“Hanya terlambat limabelas menit, nona cantik. Maafkanlah hamba…!” aku mencoba merayunya.
“Terlambat… ya terlambat. Mau lima menit, sep…”
“Ah… sudahlah! Mari kita nikmati sunset yang indah itu!” aku tak lagi peduli dengan ocehannya. Segera kutarik lengannya dan mengambil posisi paling nyaman untuk menyaksikan sunset.
Aku takzim menyaksikan mentari yang perlahan ditelan lautan. Menyisakan semburat kemerahan di sekujur tubuh langit. Sayang, wanita di sampingku sepertinya kurang menikmati momen ini. Matanya malah mengitar, menyaksikan berpuluh-puluh orang lalu-lalang.
“Aku bosan, Rein.
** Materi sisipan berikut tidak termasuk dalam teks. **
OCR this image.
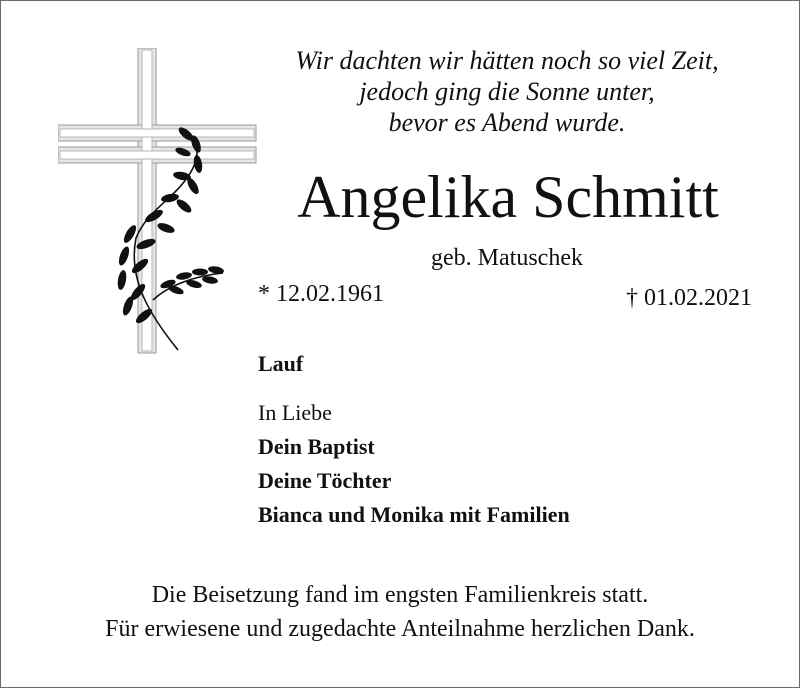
Wir dachten wir hätten noch so viel Zeit,
jedoch ging die Sonne unter,
bevor es Abend wurde.
Angelika Schmitt
geb. Matuschek
* 12.02.1961	† 01.02.2021
Lauf
In Liebe
Dein Baptist
Deine Töchter
Bianca und Monika mit Familien
Die Beisetzung fand im engsten Familienkreis statt.
Für erwiesene und zugedachte Anteilnahme herzlichen Dank.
Dari tadi kamu hanya diam. Lebih baik kita foto-foto. Bagaimana?” wanita itu mengeluarkan kamera digital dari dalam tasnya.
Aku hanya mengangguk dan tersenyum. Wanita itu memekik bahagia. Tertawa senang. Membuatnya semakin memesona. Sore yang lama, yang kuhabiskan dengan mengambil gambar entah berapa banyak.
Wanita itu sangat cantik. Lebih dari memesona. Senyumnya. Matanya. Hidungnya. Dua lesung pipi. Juga rambut pendeknya. Tapi….
**
Pantai Losari, Februari 2012
Ini bukan Sabtu sore, pantai Losari tidak begitu ramai. Hampir pukul enam, sunset dimulai dengan warna kemerahan yang menyebar di kaki langit. Terpantul dan membuat air laut berkilat-kilat. Selalu saja indah.
“Mencintailah seperti matahari. Tak pernah lelah menyinari. Tak pernah lelah berbagi keindahan, walau banyak orang lupa bersyukur atas hadirnya. Mencintai dengan sebenar-benar ketulusan, bukan karena terpaksa.” Wanita itu memecah senyap. Pandangannya lurus ke arah sunset.
“Dan, kita akan saling mencintai dengan sebenar-benar ketulusan itu.” Aku berusaha menimpali. Ada getar aneh menyusup dalam darahku.
“Aku tidak pernah memaksamu, Rein. Tidak pernah.” Wanita itu menekankan suaranya.